Saturday, February 23, 2019

Jill Nolan’s Choice


Book 3 of 4
By Adeline McElfresh, ©1963

Why, Jill asked herself, had she left Bradburn Memorial Hospital to work in the wild and open backwoods country? Was it because she had felt unsure of her love for Giff? Had she hoped, during the year that she would be away from this operating table and his kisses, to test their love? And was that, she thought uneasily, the reason she could turn to Clay Ramsdell so easily—because she did not, truly and deeply, love Giff? Yes, Jill thought, absence makes the heart grow fonder … but of whom?

GRADE: B+

REVIEW:
With this volume, we continue the times of Jill Nolan, RN, as she makes her way toward matrimony; after that point, we need no longer bother with her. In this book, Jill has decided to work at a Navajo clinic in northeastern Arizona for a year, working alongside Dr. John Gray Cloud. John was a friend of Jill’s fiancé’s when the boys were in medical school, and when he stopped in for a visit in Kentucky, where Jill and Giff live, love, and work, his tales of the beauty and hardship on the reservation tugged at Jill’s heart. So she packed her bags and set out for the Southwest for a year-long stint there.

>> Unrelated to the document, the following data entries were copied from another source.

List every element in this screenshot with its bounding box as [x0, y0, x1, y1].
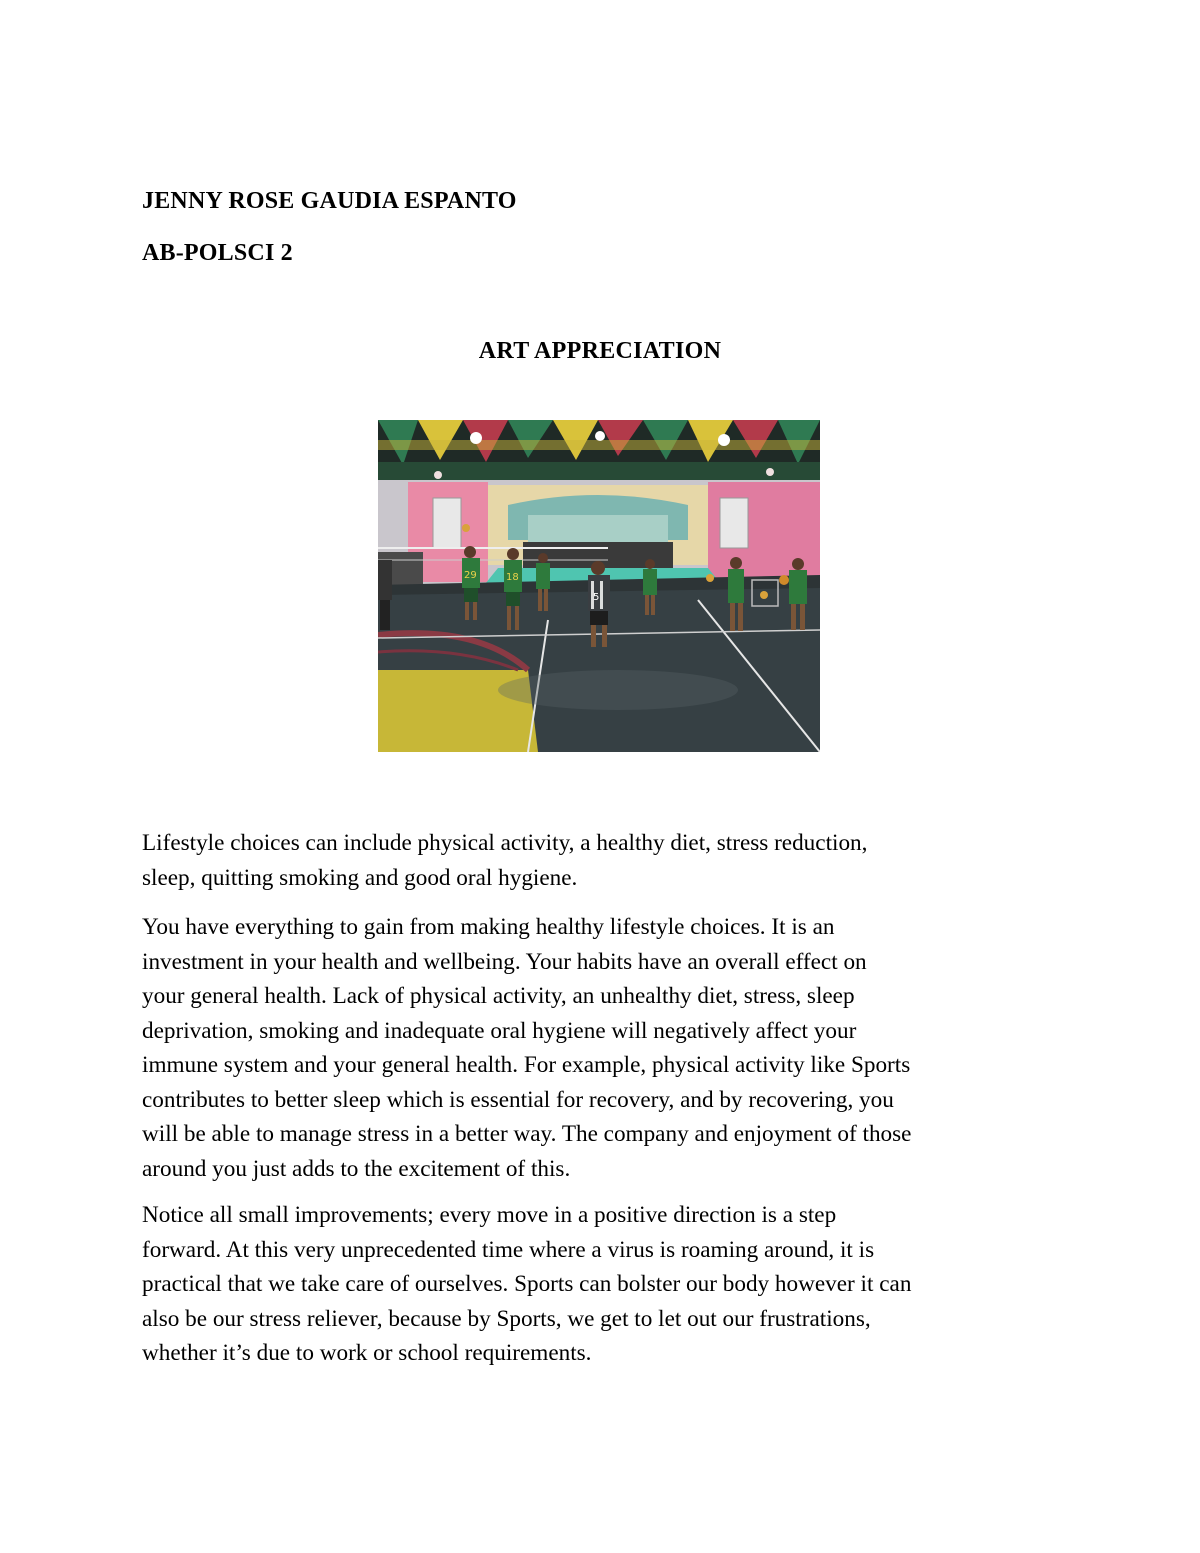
- paragraph-healthy-lifestyle: You have everything to gain from making healthy lifestyle choices. It is an investment in your health and wellbeing. Your habits have an overall effect on your general health. Lack of physical activity, an unhealthy diet, stress, sleep deprivation, smoking and inadequate oral hygiene will negatively affect your immune system and your general health. For example, physical activity like Sports contributes to better sleep which is essential for recovery, and by recovering, you will be able to manage stress in a better way. The company and enjoyment of those around you just adds to the excitement of this.: [142, 914, 912, 1182]
- paragraph-small-improvements: Notice all small improvements; every move in a positive direction is a step forward. At this very unprecedented time where a virus is roaming around, it is practical that we take care of ourselves. Sports can bolster our body however it can also be our stress reliever, because by Sports, we get to let out our frustrations, whether it’s due to work or school requirements.: [142, 1202, 912, 1366]
- jersey-number: 29: [464, 570, 477, 581]
- student-name: JENNY ROSE GAUDIA ESPANTO: [142, 188, 517, 214]
- course-label: AB-POLSCI 2: [142, 240, 293, 266]
- paragraph-lifestyle-choices: Lifestyle choices can include physical activity, a healthy diet, stress reduction, sleep, quitting smoking and good oral hygiene.: [142, 830, 868, 891]
- volleyball-court-photo: [378, 420, 820, 752]
- document-title: ART APPRECIATION: [478, 338, 722, 364]
- jersey-number: 18: [506, 572, 519, 583]
- jersey-number: 5: [593, 592, 600, 603]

Before she even arrives at the cinderblock clinic, she meets local rancher Clay Ramsdell, and assists a young Navajo woman who is losing a battle to deliver a breech baby. Jill wades right into her scrubs and the woman’s uterus, turning the baby and saving two lives with complete aplomb, and now she is known throughout the reservation as a nurse who has life-saving magic.

Most of the book follows Jill as she navigates Navajo lands, people, and language, and this is the rare VNRN about non-white people that treats them with honor and decency. The Navajo people we meet are poor, but they are largely dignified people facing the steep challenges of prejudice and poverty. Jill’s main struggles throughout the book are, unfortunately, less dignified: She can’t decide if she really loves Giff.

Jill’s decision to leave Kentucky for this year-long sabbatical is never really satisfactorily explained, as even she doesn’t seem to understand it. Now and then, intruding on an otherwise lovely story, are her never-answered musings on the subject, and the corollary, whether she should go home or stay in Arizona, where she is deeply needed and enjoying a very satisfying career—a decision she makes suddenly and without premeditation, much to my chagrin. She is just as uninsightful about her boyfriends: She often sternly reminds herself that she loves Giff, and then wonders in the next sentence why she is attracted to Clay, before she shoves away the entire topic and goes off to set somebody’s broken leg. (I did wish she would spend more of her time doing the latter and less of the former.) Her debate over her feelings about Clay is largely internal, as although he kisses her once, he never brings it up again, and the two just hang out in an essentially platonic relationship. Then, in the end, she makes an unstartling discovery out of the blue about whom she really loves, and the book comes to a disappointing and abrupt close. Now, I recognize that the entire premise of a VNRN is that the young lady is supposed to choose a fella by book’s end, but I’d like to feel that her choice is a sound one, and well thought out. Here her decision, given top billing in the book’s title, is mostly just the thing that came easiest. It’s the most disappointing aspect of this otherwise excellent book—but since Jill really spends little time at all thinking of her love life, this book is certainly worth reading, whether you’ve met her in the previous two volumes or not.